Selena sat on the damp ground and drew her knees to her chest. She tried to be watchful but the jungle had become the night and the night the jungle; a great beast of darkness that had leafy hands to brush across her skin, and snake-like vines that curled at her feet. The beast’s breath was the susurrations of the countless insects, and Selena fought the urge to build a fire or weave light to drive the darkness back. But fire was too dangerous in this thick foliage and the light would only draw more insects to her. She was already beset by flying pests that blundered into her cheeks, or those that purposefully sought out her warm blood.
Nothing I can do about a slithering snake or poisonous spider, she thought and shivered.
The blackness seemed to thicken. Instead of Selena’s eyes adjusting to the dark, she grew blinder. Shadows and dim outlines were all she could make of her Ilior and the forest around them. She drew her sword and laid it across her knees. A frog croaked. The cacophony of insects was steady. For that she was glad, as any approaching danger would silence the night creatures’ buzzing song. Or so she hoped.
Selena grew weary. The dark implored her to close her eyes. She blinked and shifted and tried to stay alert. She thought of the Bazira she had come here to kill and what it would be like to face her, to draw her sword against her or weave light and end her. Perhaps without provocation.
Or perhaps the dark priestess would view Selena as an enemy and strike first.
She is waiting for me. To kill me, no doubt. She is Bazira and I am Aluren. How can there be any end between us but death?
The thought was darkly comforting but not by much. It did not assuage the pang in her heart that told her she was no better than a hired assassin.
The oppressive heat of Isle Saliz couldn’t null the chill of her wound, but she was as close to comfortable as she was like to get, and she slipped into a half-sleep. Her thoughts broke apart and made no sense. A sea scorpion snapped at her heels and then burst into flames. Svoz’s cudgel broke the ship and the water poured in. Julian….Julian had sea-glass eyes, green and gray and hard… and his lips…snarling at her, then smiling, leaning in to kiss her…

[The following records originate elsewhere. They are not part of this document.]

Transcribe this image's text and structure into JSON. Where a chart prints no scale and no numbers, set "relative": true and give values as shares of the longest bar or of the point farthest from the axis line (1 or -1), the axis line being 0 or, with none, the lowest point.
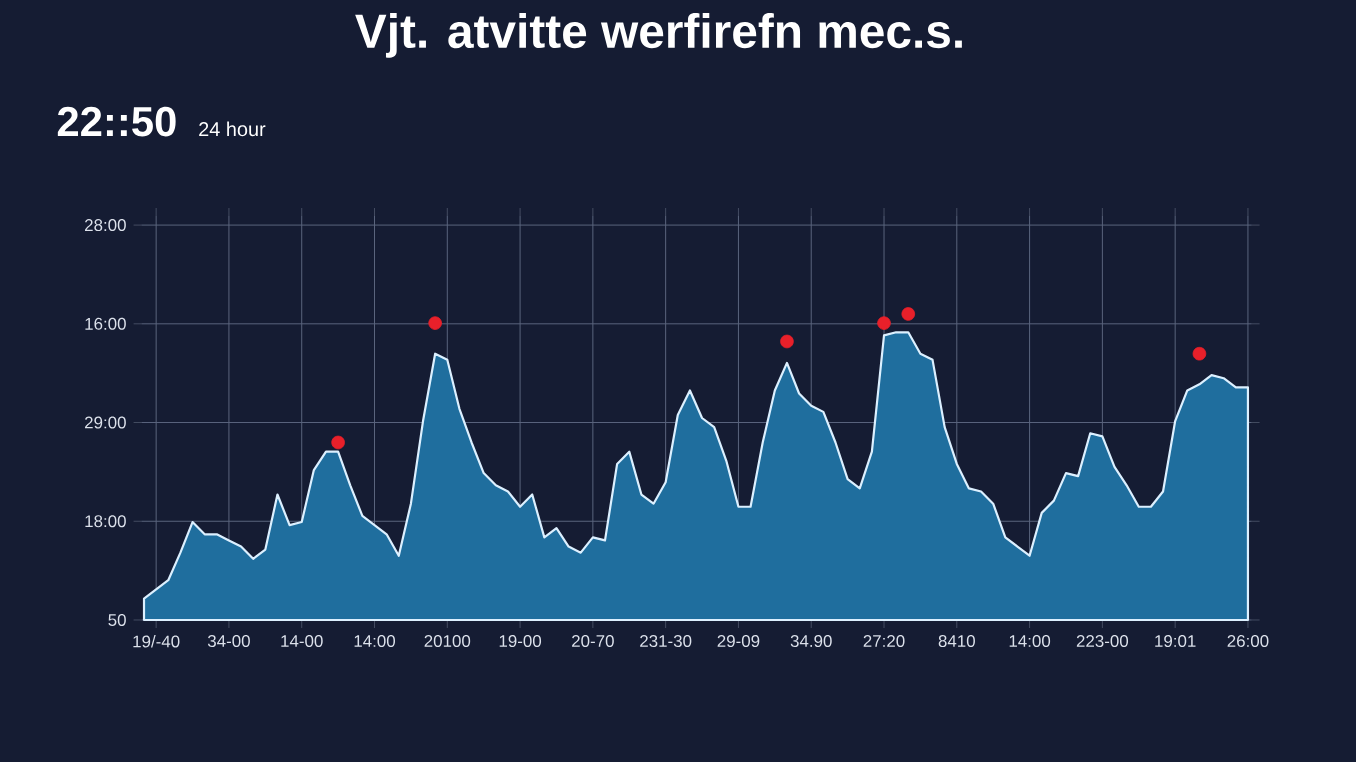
{
  "chart_data": {
    "type": "area",
    "relative": true,
    "title": "Vjt. atvitte werfirefn  mec.s.",
    "subtitle": "22::50",
    "annotations": [
      "24 hour",
      "28:00",
      "16:00",
      "29:00",
      "18:00",
      "50"
    ],
    "categories": [
      null,
      "19/-40",
      null,
      null,
      null,
      null,
      null,
      "34-00",
      null,
      null,
      null,
      null,
      null,
      "14-00",
      null,
      null,
      null,
      null,
      null,
      "14:00",
      null,
      null,
      null,
      null,
      null,
      "20100",
      null,
      null,
      null,
      null,
      null,
      "19-00",
      null,
      null,
      null,
      null,
      null,
      "20-70",
      null,
      null,
      null,
      null,
      null,
      "231-30",
      null,
      null,
      null,
      null,
      null,
      "29-09",
      null,
      null,
      null,
      null,
      null,
      "34.90",
      null,
      null,
      null,
      null,
      null,
      "27:20",
      null,
      null,
      null,
      null,
      null,
      "8410",
      null,
      null,
      null,
      null,
      null,
      "14:00",
      null,
      null,
      null,
      null,
      null,
      "223-00",
      null,
      null,
      null,
      null,
      null,
      "19:01",
      null,
      null,
      null,
      null,
      null,
      "26:00"
    ],
    "grid": true,
    "series": [
      {
        "color": "#1f6e9e",
        "values": [
          0.07,
          0.1,
          0.13,
          0.22,
          0.32,
          0.28,
          0.28,
          0.26,
          0.24,
          0.2,
          0.23,
          0.41,
          0.31,
          0.32,
          0.49,
          0.55,
          0.55,
          0.44,
          0.34,
          0.31,
          0.28,
          0.21,
          0.38,
          0.65,
          0.87,
          0.85,
          0.69,
          0.58,
          0.48,
          0.44,
          0.42,
          0.37,
          0.41,
          0.27,
          0.3,
          0.24,
          0.22,
          0.27,
          0.26,
          0.51,
          0.55,
          0.41,
          0.38,
          0.45,
          0.67,
          0.75,
          0.66,
          0.63,
          0.52,
          0.37,
          0.37,
          0.58,
          0.75,
          0.84,
          0.74,
          0.7,
          0.68,
          0.58,
          0.46,
          0.43,
          0.55,
          0.93,
          0.94,
          0.94,
          0.87,
          0.85,
          0.63,
          0.51,
          0.43,
          0.42,
          0.38,
          0.27,
          0.24,
          0.21,
          0.35,
          0.39,
          0.48,
          0.47,
          0.61,
          0.6,
          0.5,
          0.44,
          0.37,
          0.37,
          0.42,
          0.65,
          0.75,
          0.77,
          0.8,
          0.79,
          0.76,
          0.76
        ]
      },
      {
        "type": "scatter",
        "color": "#e8202a",
        "values": [
          null,
          null,
          null,
          null,
          null,
          null,
          null,
          null,
          null,
          null,
          null,
          null,
          null,
          null,
          null,
          null,
          0.58,
          null,
          null,
          null,
          null,
          null,
          null,
          null,
          0.97,
          null,
          null,
          null,
          null,
          null,
          null,
          null,
          null,
          null,
          null,
          null,
          null,
          null,
          null,
          null,
          null,
          null,
          null,
          null,
          null,
          null,
          null,
          null,
          null,
          null,
          null,
          null,
          null,
          0.91,
          null,
          null,
          null,
          null,
          null,
          null,
          null,
          0.97,
          null,
          1,
          null,
          null,
          null,
          null,
          null,
          null,
          null,
          null,
          null,
          null,
          null,
          null,
          null,
          null,
          null,
          null,
          null,
          null,
          null,
          null,
          null,
          null,
          null,
          0.87,
          null,
          null,
          null,
          null
        ]
      }
    ]
  }
}
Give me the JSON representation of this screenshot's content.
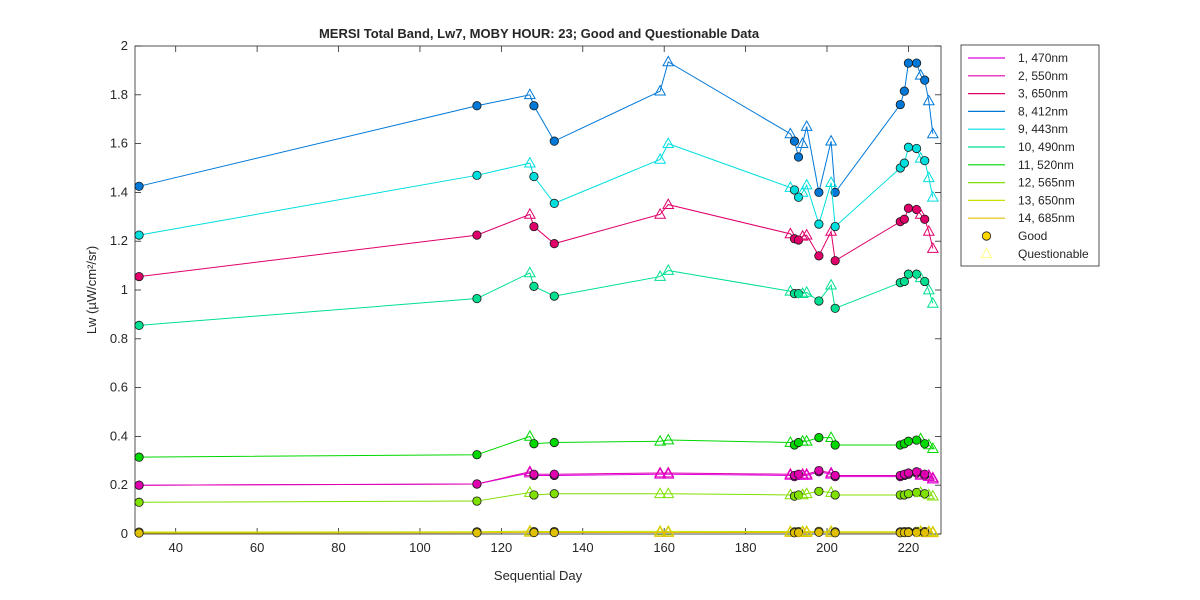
{
  "chart_data": {
    "type": "line",
    "title": "MERSI Total Band,  Lw7, MOBY HOUR: 23;  Good and Questionable Data",
    "xlabel": "Sequential Day",
    "ylabel": "Lw (µW/cm²/sr)",
    "xlim": [
      30,
      228
    ],
    "ylim": [
      0,
      2
    ],
    "xticks": [
      "40",
      "60",
      "80",
      "100",
      "120",
      "140",
      "160",
      "180",
      "200",
      "220"
    ],
    "yticks": [
      "0",
      "0.2",
      "0.4",
      "0.6",
      "0.8",
      "1",
      "1.2",
      "1.4",
      "1.6",
      "1.8",
      "2"
    ],
    "grid": false,
    "legend_position": "outside-right",
    "x": [
      31,
      114,
      127,
      128,
      133,
      159,
      161,
      191,
      192,
      193,
      194,
      195,
      198,
      201,
      202,
      218,
      219,
      220,
      222,
      223,
      224,
      225,
      226
    ],
    "quality": [
      "G",
      "G",
      "Q",
      "G",
      "G",
      "Q",
      "Q",
      "Q",
      "G",
      "G",
      "Q",
      "Q",
      "G",
      "Q",
      "G",
      "G",
      "G",
      "G",
      "G",
      "Q",
      "G",
      "Q",
      "Q"
    ],
    "series": [
      {
        "name": "1, 470nm",
        "color": "#e000e0",
        "values": [
          0.2,
          0.205,
          0.25,
          0.24,
          0.24,
          0.245,
          0.245,
          0.24,
          0.235,
          0.24,
          0.24,
          0.24,
          0.255,
          0.245,
          0.235,
          0.235,
          0.24,
          0.245,
          0.25,
          0.24,
          0.24,
          0.235,
          0.225
        ]
      },
      {
        "name": "2, 550nm",
        "color": "#e000b0",
        "values": [
          0.2,
          0.205,
          0.255,
          0.245,
          0.245,
          0.25,
          0.25,
          0.245,
          0.24,
          0.245,
          0.245,
          0.245,
          0.26,
          0.25,
          0.24,
          0.24,
          0.245,
          0.25,
          0.255,
          0.245,
          0.245,
          0.24,
          0.23
        ]
      },
      {
        "name": "3, 650nm",
        "color": "#e0006a",
        "values": [
          1.055,
          1.225,
          1.31,
          1.26,
          1.19,
          1.31,
          1.35,
          1.23,
          1.21,
          1.205,
          1.22,
          1.225,
          1.14,
          1.24,
          1.12,
          1.28,
          1.29,
          1.335,
          1.33,
          1.31,
          1.29,
          1.24,
          1.17
        ]
      },
      {
        "name": "8, 412nm",
        "color": "#0078d8",
        "values": [
          1.425,
          1.755,
          1.8,
          1.755,
          1.61,
          1.815,
          1.935,
          1.64,
          1.61,
          1.545,
          1.6,
          1.67,
          1.4,
          1.61,
          1.4,
          1.76,
          1.815,
          1.93,
          1.93,
          1.88,
          1.86,
          1.775,
          1.64
        ]
      },
      {
        "name": "9, 443nm",
        "color": "#00dede",
        "values": [
          1.225,
          1.47,
          1.52,
          1.465,
          1.355,
          1.535,
          1.6,
          1.42,
          1.41,
          1.38,
          1.4,
          1.43,
          1.27,
          1.44,
          1.26,
          1.5,
          1.52,
          1.585,
          1.58,
          1.54,
          1.53,
          1.46,
          1.38
        ]
      },
      {
        "name": "10, 490nm",
        "color": "#00e090",
        "values": [
          0.855,
          0.965,
          1.07,
          1.015,
          0.975,
          1.055,
          1.08,
          0.995,
          0.985,
          0.985,
          0.985,
          0.99,
          0.955,
          1.02,
          0.925,
          1.03,
          1.035,
          1.065,
          1.065,
          1.05,
          1.035,
          1.0,
          0.945
        ]
      },
      {
        "name": "11, 520nm",
        "color": "#00d800",
        "values": [
          0.315,
          0.325,
          0.4,
          0.37,
          0.375,
          0.38,
          0.385,
          0.375,
          0.365,
          0.375,
          0.38,
          0.38,
          0.395,
          0.395,
          0.365,
          0.365,
          0.37,
          0.38,
          0.385,
          0.39,
          0.37,
          0.365,
          0.35
        ]
      },
      {
        "name": "12, 565nm",
        "color": "#80e000",
        "values": [
          0.13,
          0.135,
          0.17,
          0.16,
          0.165,
          0.165,
          0.165,
          0.16,
          0.155,
          0.16,
          0.16,
          0.165,
          0.175,
          0.17,
          0.16,
          0.16,
          0.16,
          0.165,
          0.17,
          0.17,
          0.165,
          0.16,
          0.155
        ]
      },
      {
        "name": "13, 650nm",
        "color": "#c8e000",
        "values": [
          0.008,
          0.009,
          0.012,
          0.01,
          0.01,
          0.011,
          0.011,
          0.01,
          0.009,
          0.01,
          0.01,
          0.01,
          0.011,
          0.011,
          0.009,
          0.009,
          0.01,
          0.01,
          0.011,
          0.011,
          0.01,
          0.01,
          0.009
        ]
      },
      {
        "name": "14, 685nm",
        "color": "#e0c000",
        "values": [
          0.004,
          0.005,
          0.007,
          0.006,
          0.006,
          0.006,
          0.006,
          0.006,
          0.005,
          0.006,
          0.006,
          0.006,
          0.007,
          0.006,
          0.005,
          0.005,
          0.006,
          0.006,
          0.006,
          0.006,
          0.006,
          0.005,
          0.005
        ]
      }
    ],
    "marker_legend": [
      {
        "name": "Good",
        "marker": "circle",
        "color": "#ffd700"
      },
      {
        "name": "Questionable",
        "marker": "triangle",
        "color": "#ffff80"
      }
    ]
  }
}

Selena felt a tingle of warmth on her cheek, like a soft wind. But no breeze stirred the jungle air. She sat, unmoving, waiting to feel the little breath again or to know it came from her sleepy imagination.
It came again.
Selena cupped her hand and spoke the sacred word, Luxari. There was very little light to draw from. The blackness grew deeper around them as a small ball of light bloomed in her palm.
Selena saw black; black pits where eyes should have been in a pale face framed by black that was hair cut short. A face, inches from hers, peering at her sightlessly, guilelessly, head cocked to the side, breathing a gentle breath over Selena’s skin.
All this Selena perceived in the heartbeat before a scream tore from her throat. She jumped to her feet, her heart hammering inside her chest, her fingers curling around the handle of her sword. She snuffed her light in her panic, plunging them back into darkness. Beside her, Ilior was a flurry of scraping steel. Selena quickly conjured a new ball of light. The eyeless face was gone.
“What was it?” Ilior was calm but wary.
“A…a Haru,” Selena said breathlessly, willing her racing heart to calm itself. “Yes, a Haru. I believe so.”